Russell Packer sentence too harsh, judge says
Disgraced former New Zealand Warriors prop Russell Packer potentially faces less time behind bars after successfully appealing the severity of his two-year sentence for a vicious assault today.
However, the prospect of deportation once released remains.
Packer originally received a fixed term of imprisonment after he admitted assaulting ex-pat New Zealander Enoka Time after being ejected from a hotel in the Sydney CBD in the early hours of November 23 last year.
The 24-year-old then appealed the severity of the sentence.
Despite labelling Packer's actions as "cowardly and reprehensible" - and a stomp on his motionless victim's face as akin to an attempted "execution" - Judge Chris Hoy included a non-parole period when reviewing the punishment.
Hoy acknowledged the father of two's remorse, difficult upbringing and capacity for rehabilitation before deciding Packer would now be eligible for parole on January 5, 2015 - a possible 12 month reduction of his sentence.
He agreed the penalty imposed by Magistrate Greg Grogin on January 6 was too severe and said Packer deserved an opportunity to continue his rehabilitation to address long-standing issues with alcohol in a residential programme presuming he considered worthy of parole.
Serving a 12-month sentence typically leads to deportation because the Department of Immigration and Border Security cancels the holder's special category visa - a rite of passage for New Zealander's living in Australia.
But Judge Hoy hoped Packer would be able to continue an intensive rehabilitation programme initiated before he was jailed and challenged him to become a role model.
Packer's lawyer Greg James QC had successfully argued for a 12-month custodial sentence also admitted his client's behaviour was "appalling" but noted a range of health professionals were confident he was capable of making a trouble-free return to society.
"They're firmly of the the view that is the case, I'm not disagreeing," James told media outside the Downing Centre Local Court.
"He's working very, very hard in custody to do the very best he can to make sure that this sort of thing never happens again."
James would not be drawn on Packer's likely immigration status once he was released.
"The judge has made his recommendations. I've got no doubt the Minister (of Immigration and Border Protection Scott Morrison) will take that into account if the minister is minded to do anything."
Packer smiled and waved at family members including his wife Lara when he entered the dock, and sat passively as Hoy detailed the assault, the culture of alcohol abuse he encountered when growing up in Levin and his steps to start a new life at the Newcastle Knights this season.
Hoy noted how Packer was encouraged to consume alcohol as a child, using the consumption of "18 cans per session as a 12-year-old" as an example and how that binge drinking continued once he moved to Auckland and joined the Warriors.
He credited Packer - an apparent contender for Dux in his final year at high school - for managing to develop a successful football career despite his "alcohol use disorder".
In his summation, Hoy revealed that Packer had descended into a "dark and self-destructive place" in 2013 and then sought a release from the Warriors to start afresh at the Knights.
Unfortunately, Hoy said, Packer linked up with old friends on the night he punched Time to the ground and then stamped on the 22-year-old's face before leaving the scene.
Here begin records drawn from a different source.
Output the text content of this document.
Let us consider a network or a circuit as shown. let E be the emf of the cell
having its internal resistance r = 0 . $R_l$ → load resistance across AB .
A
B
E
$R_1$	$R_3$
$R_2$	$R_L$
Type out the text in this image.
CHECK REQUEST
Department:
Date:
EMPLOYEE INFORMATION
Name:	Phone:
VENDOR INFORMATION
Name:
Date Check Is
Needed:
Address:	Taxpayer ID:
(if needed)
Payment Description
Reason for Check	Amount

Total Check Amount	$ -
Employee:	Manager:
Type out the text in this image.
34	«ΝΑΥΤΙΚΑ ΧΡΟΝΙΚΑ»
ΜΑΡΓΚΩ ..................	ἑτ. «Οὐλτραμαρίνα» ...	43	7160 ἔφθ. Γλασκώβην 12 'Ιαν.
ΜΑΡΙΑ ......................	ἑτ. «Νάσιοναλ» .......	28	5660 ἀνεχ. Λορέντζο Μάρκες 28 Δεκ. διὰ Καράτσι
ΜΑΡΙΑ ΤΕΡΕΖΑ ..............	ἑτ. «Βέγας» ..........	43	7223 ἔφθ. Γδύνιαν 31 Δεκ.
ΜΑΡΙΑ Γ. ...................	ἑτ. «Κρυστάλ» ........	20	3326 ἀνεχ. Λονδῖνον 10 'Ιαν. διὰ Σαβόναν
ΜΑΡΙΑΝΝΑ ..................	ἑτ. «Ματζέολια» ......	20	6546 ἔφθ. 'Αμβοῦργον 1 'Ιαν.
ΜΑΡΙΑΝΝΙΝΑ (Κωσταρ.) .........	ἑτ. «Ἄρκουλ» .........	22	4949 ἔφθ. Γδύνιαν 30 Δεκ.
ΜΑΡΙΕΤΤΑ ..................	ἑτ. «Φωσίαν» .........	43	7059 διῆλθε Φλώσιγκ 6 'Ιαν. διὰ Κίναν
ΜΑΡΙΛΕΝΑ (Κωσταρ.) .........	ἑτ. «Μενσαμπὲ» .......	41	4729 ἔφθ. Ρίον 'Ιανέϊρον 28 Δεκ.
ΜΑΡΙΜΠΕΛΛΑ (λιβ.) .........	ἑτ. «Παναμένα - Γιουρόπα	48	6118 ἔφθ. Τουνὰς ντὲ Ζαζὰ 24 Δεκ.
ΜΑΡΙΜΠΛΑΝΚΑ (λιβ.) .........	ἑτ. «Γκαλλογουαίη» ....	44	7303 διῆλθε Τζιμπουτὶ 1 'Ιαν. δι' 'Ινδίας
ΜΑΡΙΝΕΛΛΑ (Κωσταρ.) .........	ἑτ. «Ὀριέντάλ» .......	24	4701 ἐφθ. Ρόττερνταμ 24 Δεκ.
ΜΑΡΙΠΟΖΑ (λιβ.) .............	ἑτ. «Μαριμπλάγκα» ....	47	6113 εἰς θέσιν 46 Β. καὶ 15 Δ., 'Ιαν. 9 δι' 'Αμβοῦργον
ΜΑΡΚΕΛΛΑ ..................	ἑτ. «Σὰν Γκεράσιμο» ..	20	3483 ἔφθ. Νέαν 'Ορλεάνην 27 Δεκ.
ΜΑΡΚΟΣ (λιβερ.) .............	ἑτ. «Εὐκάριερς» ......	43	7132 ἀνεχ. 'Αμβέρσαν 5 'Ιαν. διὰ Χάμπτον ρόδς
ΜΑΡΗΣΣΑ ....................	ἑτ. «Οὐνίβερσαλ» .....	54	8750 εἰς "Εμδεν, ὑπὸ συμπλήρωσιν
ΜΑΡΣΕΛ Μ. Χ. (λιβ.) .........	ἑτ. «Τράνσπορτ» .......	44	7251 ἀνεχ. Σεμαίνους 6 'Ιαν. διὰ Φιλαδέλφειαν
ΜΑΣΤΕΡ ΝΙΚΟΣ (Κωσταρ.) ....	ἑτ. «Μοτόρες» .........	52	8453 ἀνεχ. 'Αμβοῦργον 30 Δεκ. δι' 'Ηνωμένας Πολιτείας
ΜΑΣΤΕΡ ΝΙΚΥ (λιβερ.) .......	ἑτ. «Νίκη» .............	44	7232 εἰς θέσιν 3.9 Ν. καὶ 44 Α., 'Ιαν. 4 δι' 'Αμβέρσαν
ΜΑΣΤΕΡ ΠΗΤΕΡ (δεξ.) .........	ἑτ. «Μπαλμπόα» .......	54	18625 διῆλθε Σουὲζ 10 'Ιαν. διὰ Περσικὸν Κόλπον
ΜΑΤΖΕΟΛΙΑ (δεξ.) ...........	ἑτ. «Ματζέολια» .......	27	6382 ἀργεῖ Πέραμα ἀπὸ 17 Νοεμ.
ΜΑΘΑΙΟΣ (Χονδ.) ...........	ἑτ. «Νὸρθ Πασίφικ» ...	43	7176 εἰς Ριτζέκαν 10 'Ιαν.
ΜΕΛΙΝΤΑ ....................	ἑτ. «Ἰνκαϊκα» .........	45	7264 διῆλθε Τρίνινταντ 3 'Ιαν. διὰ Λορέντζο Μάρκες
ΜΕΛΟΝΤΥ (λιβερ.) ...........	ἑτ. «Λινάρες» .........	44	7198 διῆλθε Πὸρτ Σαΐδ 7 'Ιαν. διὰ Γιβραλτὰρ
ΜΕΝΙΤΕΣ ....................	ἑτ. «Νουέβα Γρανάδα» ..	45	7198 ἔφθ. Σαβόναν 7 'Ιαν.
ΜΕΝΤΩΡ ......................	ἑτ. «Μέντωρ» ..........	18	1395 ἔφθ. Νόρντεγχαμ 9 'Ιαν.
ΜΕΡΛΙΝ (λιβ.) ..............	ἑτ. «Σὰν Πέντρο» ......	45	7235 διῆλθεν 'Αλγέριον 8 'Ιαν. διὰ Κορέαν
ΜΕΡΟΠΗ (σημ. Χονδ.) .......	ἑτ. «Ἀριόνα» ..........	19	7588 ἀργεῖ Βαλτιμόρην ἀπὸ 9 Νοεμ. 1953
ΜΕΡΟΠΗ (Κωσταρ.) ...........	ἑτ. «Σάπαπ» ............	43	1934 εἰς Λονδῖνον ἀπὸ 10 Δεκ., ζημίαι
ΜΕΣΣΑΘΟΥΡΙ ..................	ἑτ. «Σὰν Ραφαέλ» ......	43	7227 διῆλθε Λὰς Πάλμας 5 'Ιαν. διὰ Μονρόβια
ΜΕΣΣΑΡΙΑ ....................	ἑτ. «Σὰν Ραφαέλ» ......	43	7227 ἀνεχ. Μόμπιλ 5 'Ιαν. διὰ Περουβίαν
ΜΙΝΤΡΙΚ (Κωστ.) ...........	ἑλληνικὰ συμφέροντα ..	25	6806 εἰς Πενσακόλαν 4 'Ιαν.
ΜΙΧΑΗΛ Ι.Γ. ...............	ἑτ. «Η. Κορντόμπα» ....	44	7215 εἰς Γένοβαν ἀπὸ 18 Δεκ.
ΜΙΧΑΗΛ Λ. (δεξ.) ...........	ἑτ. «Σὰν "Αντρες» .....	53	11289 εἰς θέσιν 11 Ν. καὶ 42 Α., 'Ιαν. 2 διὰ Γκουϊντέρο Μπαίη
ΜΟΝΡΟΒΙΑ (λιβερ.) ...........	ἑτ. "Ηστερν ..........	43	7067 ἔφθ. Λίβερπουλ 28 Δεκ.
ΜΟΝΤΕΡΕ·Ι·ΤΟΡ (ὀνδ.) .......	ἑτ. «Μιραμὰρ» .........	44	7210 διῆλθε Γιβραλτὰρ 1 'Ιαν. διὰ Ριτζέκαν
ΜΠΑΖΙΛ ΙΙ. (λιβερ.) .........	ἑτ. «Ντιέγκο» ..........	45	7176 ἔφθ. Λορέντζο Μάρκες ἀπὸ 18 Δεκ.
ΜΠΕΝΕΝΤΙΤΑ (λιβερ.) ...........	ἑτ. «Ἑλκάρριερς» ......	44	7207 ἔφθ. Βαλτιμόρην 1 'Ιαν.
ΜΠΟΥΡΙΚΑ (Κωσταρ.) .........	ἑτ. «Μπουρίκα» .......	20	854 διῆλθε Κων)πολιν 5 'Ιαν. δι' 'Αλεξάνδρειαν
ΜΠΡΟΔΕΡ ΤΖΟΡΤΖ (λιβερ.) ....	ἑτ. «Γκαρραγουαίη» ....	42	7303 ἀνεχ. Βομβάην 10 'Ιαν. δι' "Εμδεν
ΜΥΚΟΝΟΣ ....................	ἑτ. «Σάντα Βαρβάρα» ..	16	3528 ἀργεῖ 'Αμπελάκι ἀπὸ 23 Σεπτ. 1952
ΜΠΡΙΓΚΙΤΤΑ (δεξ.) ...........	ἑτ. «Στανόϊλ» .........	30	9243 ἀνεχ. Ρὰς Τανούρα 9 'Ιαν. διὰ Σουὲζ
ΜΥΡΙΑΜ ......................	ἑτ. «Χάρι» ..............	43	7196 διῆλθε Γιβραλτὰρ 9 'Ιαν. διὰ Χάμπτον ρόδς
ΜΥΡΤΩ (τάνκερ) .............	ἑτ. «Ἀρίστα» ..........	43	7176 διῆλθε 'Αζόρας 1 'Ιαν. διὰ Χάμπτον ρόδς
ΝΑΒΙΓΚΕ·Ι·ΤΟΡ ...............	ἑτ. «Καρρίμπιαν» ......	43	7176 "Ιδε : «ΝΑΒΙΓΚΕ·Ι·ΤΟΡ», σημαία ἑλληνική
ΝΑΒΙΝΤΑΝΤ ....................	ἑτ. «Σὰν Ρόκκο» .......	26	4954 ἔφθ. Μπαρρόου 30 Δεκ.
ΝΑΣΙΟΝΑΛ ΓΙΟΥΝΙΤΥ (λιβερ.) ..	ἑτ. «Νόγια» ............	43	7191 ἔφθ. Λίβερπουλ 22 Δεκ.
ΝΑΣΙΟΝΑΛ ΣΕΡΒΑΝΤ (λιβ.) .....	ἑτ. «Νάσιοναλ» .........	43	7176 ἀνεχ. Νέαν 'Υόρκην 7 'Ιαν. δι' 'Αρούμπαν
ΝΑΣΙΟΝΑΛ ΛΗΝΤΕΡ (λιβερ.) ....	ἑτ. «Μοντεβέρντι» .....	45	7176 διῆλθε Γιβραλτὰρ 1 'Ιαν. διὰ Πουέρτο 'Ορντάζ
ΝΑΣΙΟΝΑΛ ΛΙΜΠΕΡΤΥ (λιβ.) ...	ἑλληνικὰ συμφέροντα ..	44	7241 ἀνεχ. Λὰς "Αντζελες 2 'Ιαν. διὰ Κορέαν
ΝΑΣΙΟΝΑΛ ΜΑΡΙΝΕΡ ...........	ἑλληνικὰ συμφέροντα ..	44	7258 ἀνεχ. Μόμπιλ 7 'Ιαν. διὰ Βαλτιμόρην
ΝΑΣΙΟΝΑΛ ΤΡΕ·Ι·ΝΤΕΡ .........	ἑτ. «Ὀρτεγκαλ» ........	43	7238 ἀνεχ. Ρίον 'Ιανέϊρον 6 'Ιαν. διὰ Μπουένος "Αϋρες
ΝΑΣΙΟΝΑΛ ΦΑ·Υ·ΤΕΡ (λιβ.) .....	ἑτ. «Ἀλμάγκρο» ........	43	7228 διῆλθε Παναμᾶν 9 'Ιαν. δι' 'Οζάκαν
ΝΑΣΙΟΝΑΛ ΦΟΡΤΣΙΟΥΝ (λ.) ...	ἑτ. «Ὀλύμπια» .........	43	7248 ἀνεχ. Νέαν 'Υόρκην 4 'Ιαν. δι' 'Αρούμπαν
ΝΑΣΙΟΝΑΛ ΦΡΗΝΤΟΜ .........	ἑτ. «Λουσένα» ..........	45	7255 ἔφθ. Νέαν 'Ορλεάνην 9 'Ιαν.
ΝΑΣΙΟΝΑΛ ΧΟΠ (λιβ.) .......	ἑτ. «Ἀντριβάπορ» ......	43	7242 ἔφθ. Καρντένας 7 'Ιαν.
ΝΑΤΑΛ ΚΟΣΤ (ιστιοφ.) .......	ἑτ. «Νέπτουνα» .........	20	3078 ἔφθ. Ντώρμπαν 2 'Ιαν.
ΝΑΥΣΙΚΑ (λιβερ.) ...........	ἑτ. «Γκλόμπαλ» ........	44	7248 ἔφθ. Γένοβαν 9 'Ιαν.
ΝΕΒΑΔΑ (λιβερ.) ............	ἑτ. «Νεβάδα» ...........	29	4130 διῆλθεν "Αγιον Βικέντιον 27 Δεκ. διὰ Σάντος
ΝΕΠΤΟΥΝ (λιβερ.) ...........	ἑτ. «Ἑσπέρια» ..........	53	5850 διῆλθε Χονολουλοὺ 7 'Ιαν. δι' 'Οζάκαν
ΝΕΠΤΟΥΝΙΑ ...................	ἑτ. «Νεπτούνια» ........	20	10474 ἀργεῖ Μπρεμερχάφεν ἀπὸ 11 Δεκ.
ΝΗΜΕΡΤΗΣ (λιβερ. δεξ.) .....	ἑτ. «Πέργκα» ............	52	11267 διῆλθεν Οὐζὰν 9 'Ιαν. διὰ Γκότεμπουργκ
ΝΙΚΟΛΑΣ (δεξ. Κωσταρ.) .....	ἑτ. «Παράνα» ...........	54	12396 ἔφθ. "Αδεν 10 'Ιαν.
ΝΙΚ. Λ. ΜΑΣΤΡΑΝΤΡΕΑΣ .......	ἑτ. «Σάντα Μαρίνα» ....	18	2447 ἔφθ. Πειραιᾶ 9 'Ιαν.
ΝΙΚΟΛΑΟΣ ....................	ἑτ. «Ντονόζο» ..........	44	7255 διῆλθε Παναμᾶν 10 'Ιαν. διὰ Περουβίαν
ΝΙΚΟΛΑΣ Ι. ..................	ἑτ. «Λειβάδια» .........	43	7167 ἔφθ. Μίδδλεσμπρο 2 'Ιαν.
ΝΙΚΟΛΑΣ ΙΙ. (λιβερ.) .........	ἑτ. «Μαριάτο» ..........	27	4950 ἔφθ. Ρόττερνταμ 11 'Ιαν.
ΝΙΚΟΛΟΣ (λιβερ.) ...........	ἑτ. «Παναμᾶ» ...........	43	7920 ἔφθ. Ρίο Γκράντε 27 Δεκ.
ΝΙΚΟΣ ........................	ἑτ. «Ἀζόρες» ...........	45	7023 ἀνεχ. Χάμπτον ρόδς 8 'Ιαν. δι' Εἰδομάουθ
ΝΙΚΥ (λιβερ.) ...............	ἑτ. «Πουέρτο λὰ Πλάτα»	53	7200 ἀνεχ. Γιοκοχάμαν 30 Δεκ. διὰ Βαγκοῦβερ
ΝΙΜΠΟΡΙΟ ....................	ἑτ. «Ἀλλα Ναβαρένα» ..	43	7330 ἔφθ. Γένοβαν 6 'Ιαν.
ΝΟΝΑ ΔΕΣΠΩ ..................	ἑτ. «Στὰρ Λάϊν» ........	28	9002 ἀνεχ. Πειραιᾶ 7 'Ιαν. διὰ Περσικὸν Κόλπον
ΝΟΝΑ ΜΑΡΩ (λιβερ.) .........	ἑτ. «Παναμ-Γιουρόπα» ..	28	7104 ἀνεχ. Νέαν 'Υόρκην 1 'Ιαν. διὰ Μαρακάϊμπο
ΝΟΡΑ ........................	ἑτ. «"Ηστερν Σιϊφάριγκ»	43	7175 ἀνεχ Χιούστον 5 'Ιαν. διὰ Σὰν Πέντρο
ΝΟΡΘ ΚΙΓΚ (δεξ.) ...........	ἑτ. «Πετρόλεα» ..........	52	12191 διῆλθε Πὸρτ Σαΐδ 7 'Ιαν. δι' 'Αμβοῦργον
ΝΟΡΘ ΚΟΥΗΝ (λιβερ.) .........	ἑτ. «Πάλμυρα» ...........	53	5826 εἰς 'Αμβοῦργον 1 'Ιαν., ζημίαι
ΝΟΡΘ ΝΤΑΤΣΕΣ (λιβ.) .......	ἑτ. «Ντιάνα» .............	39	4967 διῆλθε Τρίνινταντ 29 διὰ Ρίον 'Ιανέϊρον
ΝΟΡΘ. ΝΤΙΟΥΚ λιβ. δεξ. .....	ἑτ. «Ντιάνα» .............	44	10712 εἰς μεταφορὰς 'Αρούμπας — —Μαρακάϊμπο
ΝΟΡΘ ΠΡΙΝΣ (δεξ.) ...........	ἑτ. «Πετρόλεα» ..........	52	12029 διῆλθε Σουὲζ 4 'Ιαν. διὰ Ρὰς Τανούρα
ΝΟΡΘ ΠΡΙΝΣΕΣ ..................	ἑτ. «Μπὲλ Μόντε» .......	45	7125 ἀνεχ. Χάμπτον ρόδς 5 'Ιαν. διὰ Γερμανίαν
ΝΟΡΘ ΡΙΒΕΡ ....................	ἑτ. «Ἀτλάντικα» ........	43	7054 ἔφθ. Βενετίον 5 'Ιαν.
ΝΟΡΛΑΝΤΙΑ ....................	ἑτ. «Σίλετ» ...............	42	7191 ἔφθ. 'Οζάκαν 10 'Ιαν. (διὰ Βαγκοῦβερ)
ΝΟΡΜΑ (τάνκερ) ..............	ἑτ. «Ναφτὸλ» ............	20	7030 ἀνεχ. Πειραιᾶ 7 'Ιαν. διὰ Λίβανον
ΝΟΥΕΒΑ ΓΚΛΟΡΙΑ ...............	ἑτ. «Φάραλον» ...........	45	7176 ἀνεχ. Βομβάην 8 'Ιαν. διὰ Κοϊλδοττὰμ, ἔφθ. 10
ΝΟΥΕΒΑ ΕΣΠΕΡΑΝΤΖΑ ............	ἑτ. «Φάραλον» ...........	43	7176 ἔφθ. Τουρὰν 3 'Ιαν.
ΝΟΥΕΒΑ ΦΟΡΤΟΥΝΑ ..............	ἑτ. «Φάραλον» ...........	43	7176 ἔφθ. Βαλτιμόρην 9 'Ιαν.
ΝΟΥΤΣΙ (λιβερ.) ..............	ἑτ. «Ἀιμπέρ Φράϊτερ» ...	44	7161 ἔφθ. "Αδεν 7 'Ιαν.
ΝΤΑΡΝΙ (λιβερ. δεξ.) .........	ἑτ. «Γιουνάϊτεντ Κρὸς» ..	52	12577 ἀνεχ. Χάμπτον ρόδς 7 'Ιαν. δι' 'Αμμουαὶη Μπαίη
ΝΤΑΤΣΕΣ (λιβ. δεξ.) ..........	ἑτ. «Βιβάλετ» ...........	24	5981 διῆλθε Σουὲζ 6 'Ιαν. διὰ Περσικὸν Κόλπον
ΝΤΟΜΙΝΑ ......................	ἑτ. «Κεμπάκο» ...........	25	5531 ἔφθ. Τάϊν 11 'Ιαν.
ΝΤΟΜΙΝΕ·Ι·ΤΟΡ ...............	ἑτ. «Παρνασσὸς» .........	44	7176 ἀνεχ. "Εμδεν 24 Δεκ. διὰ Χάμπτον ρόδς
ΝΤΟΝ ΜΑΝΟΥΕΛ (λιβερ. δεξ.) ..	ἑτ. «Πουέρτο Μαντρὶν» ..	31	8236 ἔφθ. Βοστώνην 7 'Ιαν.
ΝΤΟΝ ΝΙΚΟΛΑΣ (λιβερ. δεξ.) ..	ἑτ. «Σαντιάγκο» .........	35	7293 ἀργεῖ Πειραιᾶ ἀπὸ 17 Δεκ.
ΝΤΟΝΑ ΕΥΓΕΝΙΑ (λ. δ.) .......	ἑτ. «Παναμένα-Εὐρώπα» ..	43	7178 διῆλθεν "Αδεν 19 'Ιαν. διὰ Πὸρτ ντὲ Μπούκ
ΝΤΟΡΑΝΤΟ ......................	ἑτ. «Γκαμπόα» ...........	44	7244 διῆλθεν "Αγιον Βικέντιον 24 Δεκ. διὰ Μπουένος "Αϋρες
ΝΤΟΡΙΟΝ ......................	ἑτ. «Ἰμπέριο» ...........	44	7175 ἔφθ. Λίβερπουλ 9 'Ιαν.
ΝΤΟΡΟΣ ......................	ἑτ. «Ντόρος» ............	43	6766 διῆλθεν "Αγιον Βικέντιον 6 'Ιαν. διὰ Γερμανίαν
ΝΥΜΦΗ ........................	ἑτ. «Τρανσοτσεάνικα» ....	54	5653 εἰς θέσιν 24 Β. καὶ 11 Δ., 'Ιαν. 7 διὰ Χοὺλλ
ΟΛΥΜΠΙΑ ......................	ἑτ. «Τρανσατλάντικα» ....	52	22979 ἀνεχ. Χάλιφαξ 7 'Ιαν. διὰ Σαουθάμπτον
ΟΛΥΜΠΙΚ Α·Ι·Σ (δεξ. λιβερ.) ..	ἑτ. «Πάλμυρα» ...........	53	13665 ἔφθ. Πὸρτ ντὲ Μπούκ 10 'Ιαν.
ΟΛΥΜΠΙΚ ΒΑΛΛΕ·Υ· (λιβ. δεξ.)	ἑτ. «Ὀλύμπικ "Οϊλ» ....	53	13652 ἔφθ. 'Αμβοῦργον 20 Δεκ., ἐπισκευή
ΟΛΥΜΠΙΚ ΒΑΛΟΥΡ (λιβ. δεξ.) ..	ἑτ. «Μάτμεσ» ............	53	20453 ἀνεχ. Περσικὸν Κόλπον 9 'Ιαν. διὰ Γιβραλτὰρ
Fortunately Time made a full recovery.
Packer surrendered to Newcastle police soon after and pleaded guilty at the earliest opportunity - another factor in his favour while the judge considered a number of character references, including one from Knights coach Wayne Bennett.
Packer's wife Lara, his partner of six years, also outlined her husband's long-term struggles in an written submission tendered to the court.
"Everybody associated with the family has a great deal of sympathy for Lara, the children and his parents. They've undergone a very trying time," James said.
He added Packer hoped to eventually resume his top flight rugby league career, though that scenario cannot play out if he is deported.
The NRL distanced themselves from Packer when refusing to register his Knights contract after he had been charged by police; Newcastle management were initially supportive of their marquee recruit for 2014 but terminated his deal six days after he was jailed.
Meanwhile, news of Packer's potential for parole quickly spread among his former teammates.
Warriors' halfback Shaun Johnson tweeted: "Stoked for Russ and his family" soon after the hearing concluded.